Sarah Palin Reacts to Dog Abuse Claims: 'At Least Trig Didn't Eat the Dog!'
By Rosalyn Oshmyansky
Sarah Palin is starting a feud with the People for the Ethical Treatment of Animals.
After she posted a photo on New Year's Day showing her son Trig, 6, using their dog as a step stool, thousands of people commented on the post and many saw it as an animal right's violation.
PETA released a statement on Jan. 3 saying they "simply believe that people shouldn't step on dogs" and that judging from the comments, they were "far from alone in that belief."
On Saturday, Palin fired back with a post directed at PETA saying they should "chill" and that "at least Trig didn't eat the dog." She even drags President Obama into it as she says he revealed that he enjoyed eating dog meat.
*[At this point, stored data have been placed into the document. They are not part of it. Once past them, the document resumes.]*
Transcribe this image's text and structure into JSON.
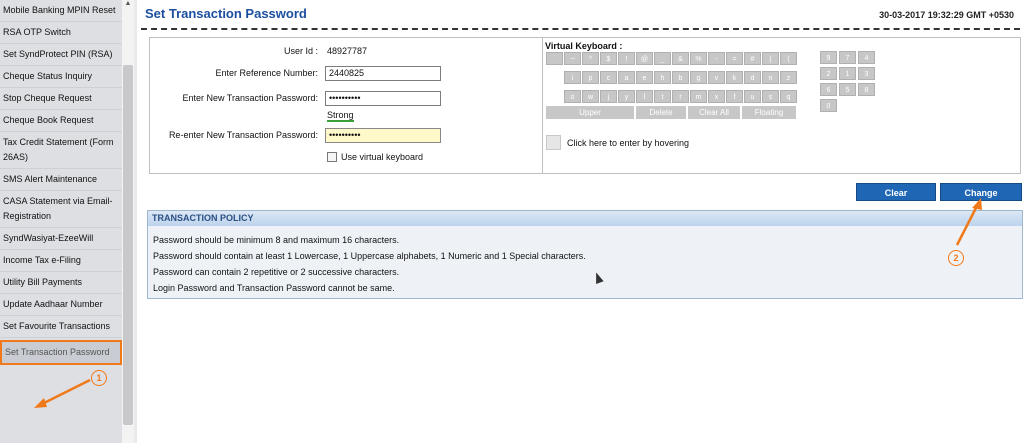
{
  "sidebar": {
    "items": [
      {
        "label": "Mobile Banking MPIN Reset"
      },
      {
        "label": "RSA OTP Switch"
      },
      {
        "label": "Set SyndProtect PIN (RSA)"
      },
      {
        "label": "Cheque Status Inquiry"
      },
      {
        "label": "Stop Cheque Request"
      },
      {
        "label": "Cheque Book Request"
      },
      {
        "label": "Tax Credit Statement (Form 26AS)"
      },
      {
        "label": "SMS Alert Maintenance"
      },
      {
        "label": "CASA Statement via Email- Registration"
      },
      {
        "label": "SyndWasiyat-EzeeWill"
      },
      {
        "label": "Income Tax e-Filing"
      },
      {
        "label": "Utility Bill Payments"
      },
      {
        "label": "Update Aadhaar Number"
      },
      {
        "label": "Set Favourite Transactions"
      },
      {
        "label": "Set Transaction Password"
      }
    ]
  },
  "page": {
    "title": "Set Transaction Password",
    "datetime": "30-03-2017 19:32:29 GMT +0530"
  },
  "form": {
    "user_id_label": "User Id :",
    "user_id_value": "48927787",
    "ref_label": "Enter Reference Number:",
    "ref_value": "2440825",
    "new_pwd_label": "Enter New Transaction Password:",
    "new_pwd_value": "••••••••••",
    "strength": "Strong",
    "reenter_label": "Re-enter New Transaction Password:",
    "reenter_value": "••••••••••",
    "vk_checkbox_label": "Use virtual keyboard"
  },
  "keyboard": {
    "title": "Virtual Keyboard :",
    "row1": [
      "`",
      "~",
      "^",
      "$",
      "!",
      "@",
      "_",
      "&",
      "%",
      "-",
      "=",
      "#",
      "|",
      "("
    ],
    "row2": [
      "i",
      "p",
      "c",
      "a",
      "e",
      "h",
      "b",
      "g",
      "v",
      "k",
      "d",
      "n",
      "z"
    ],
    "row3": [
      "o",
      "w",
      "j",
      "y",
      "l",
      "t",
      "r",
      "m",
      "x",
      "f",
      "u",
      "s",
      "q"
    ],
    "numbers": [
      "9",
      "7",
      "4",
      "2",
      "1",
      "3",
      "6",
      "5",
      "8",
      "0"
    ],
    "fn": {
      "upper": "Upper",
      "delete": "Delete",
      "clear_all": "Clear All",
      "floating": "Floating"
    },
    "hover_label": "Click here to enter by hovering"
  },
  "buttons": {
    "clear": "Clear",
    "change": "Change"
  },
  "policy": {
    "header": "TRANSACTION POLICY",
    "lines": [
      "Password should be minimum 8 and maximum 16 characters.",
      "Password should contain at least 1 Lowercase, 1 Uppercase alphabets, 1 Numeric and 1 Special characters.",
      "Password can contain 2 repetitive or 2 successive characters.",
      "Login Password and Transaction Password cannot be same."
    ]
  },
  "annotations": {
    "one": "1",
    "two": "2"
  },
  "colors": {
    "accent": "#1f66b5",
    "annotation": "#f07a1a",
    "title": "#1d4fa0"
  }
}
In Obama's autobiography Dreams from My Father, he describes eating dog meat as a child in Indonesia and called it "tough."
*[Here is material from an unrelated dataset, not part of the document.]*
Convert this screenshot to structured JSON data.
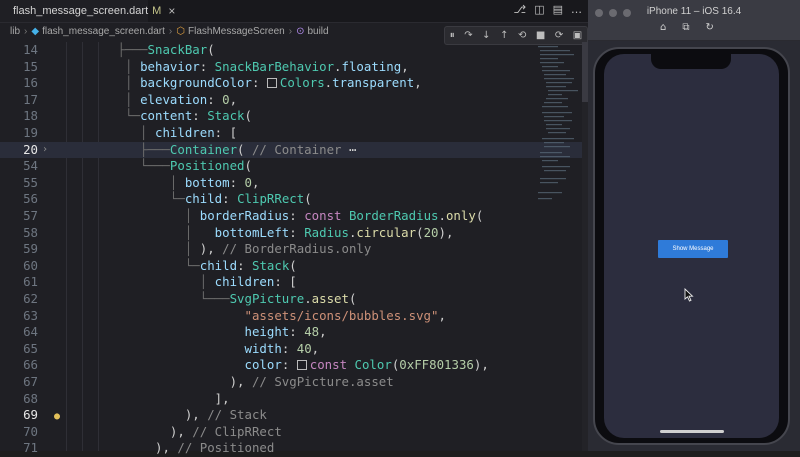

She goes on to slam the organization with a long claim.:
Aren't you the same anti-beef screamers blogging hate from your comfy leather office chairs, wrapped in your fashionable leather belts above your kickin' new leather pumps you bought because your celebrity idols (who sport fur and crocodile purses) grinned in a tabloid wearing the exact same Louboutins exiting sleek cowhide covered limo seats on their way to some liberal fundraiser shindig at some sushi bar that features poor dead smelly roe (that I used to strip from our Bristol Bay-caught fish, and in a Dillingham cannery I packed those castoff fish eggs for you while laughing with co-workers about the suckers paying absurdly high prices to party with the throw away parts of our wild seafood)? I believe you call those discarded funky eggs 'caviar'.
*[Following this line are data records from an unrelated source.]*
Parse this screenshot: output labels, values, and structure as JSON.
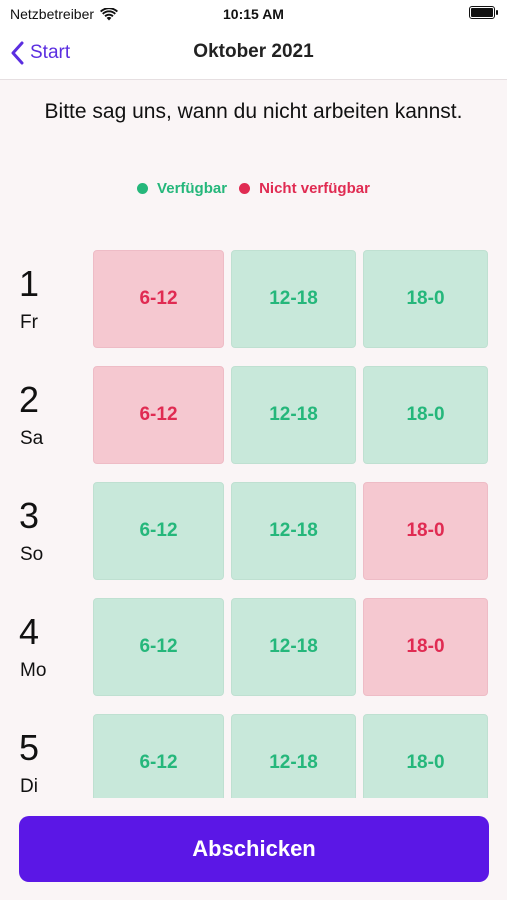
{
  "status_bar": {
    "carrier": "Netzbetreiber",
    "time": "10:15 AM",
    "battery_level": 1.0
  },
  "nav": {
    "back_label": "Start",
    "title": "Oktober 2021"
  },
  "intro_text": "Bitte sag uns, wann du nicht arbeiten kannst.",
  "legend": {
    "available": {
      "label": "Verfügbar",
      "color": "#25b77b"
    },
    "unavailable": {
      "label": "Nicht verfügbar",
      "color": "#e02b52"
    }
  },
  "slot_labels": [
    "6-12",
    "12-18",
    "18-0"
  ],
  "days": [
    {
      "num": "1",
      "name": "Fr",
      "slots": [
        {
          "label": "6-12",
          "status": "unavailable"
        },
        {
          "label": "12-18",
          "status": "available"
        },
        {
          "label": "18-0",
          "status": "available"
        }
      ]
    },
    {
      "num": "2",
      "name": "Sa",
      "slots": [
        {
          "label": "6-12",
          "status": "unavailable"
        },
        {
          "label": "12-18",
          "status": "available"
        },
        {
          "label": "18-0",
          "status": "available"
        }
      ]
    },
    {
      "num": "3",
      "name": "So",
      "slots": [
        {
          "label": "6-12",
          "status": "available"
        },
        {
          "label": "12-18",
          "status": "available"
        },
        {
          "label": "18-0",
          "status": "unavailable"
        }
      ]
    },
    {
      "num": "4",
      "name": "Mo",
      "slots": [
        {
          "label": "6-12",
          "status": "available"
        },
        {
          "label": "12-18",
          "status": "available"
        },
        {
          "label": "18-0",
          "status": "unavailable"
        }
      ]
    },
    {
      "num": "5",
      "name": "Di",
      "slots": [
        {
          "label": "6-12",
          "status": "available"
        },
        {
          "label": "12-18",
          "status": "available"
        },
        {
          "label": "18-0",
          "status": "available"
        }
      ]
    }
  ],
  "submit_label": "Abschicken"
}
And it's caviar that the organization fired back with. In response to the 50-year-old former politician, PETA fired back with a statement on Saturday reminding Palin that they're a vegan organization, "So we sit on pleather couches, wear stylish vegan kicks, and consider fish friends, not food. (Also, by the way, we just sent a case of vegan caviar to Vladimir Putin—and no, you can't see his house from yours, Ms. Palin)."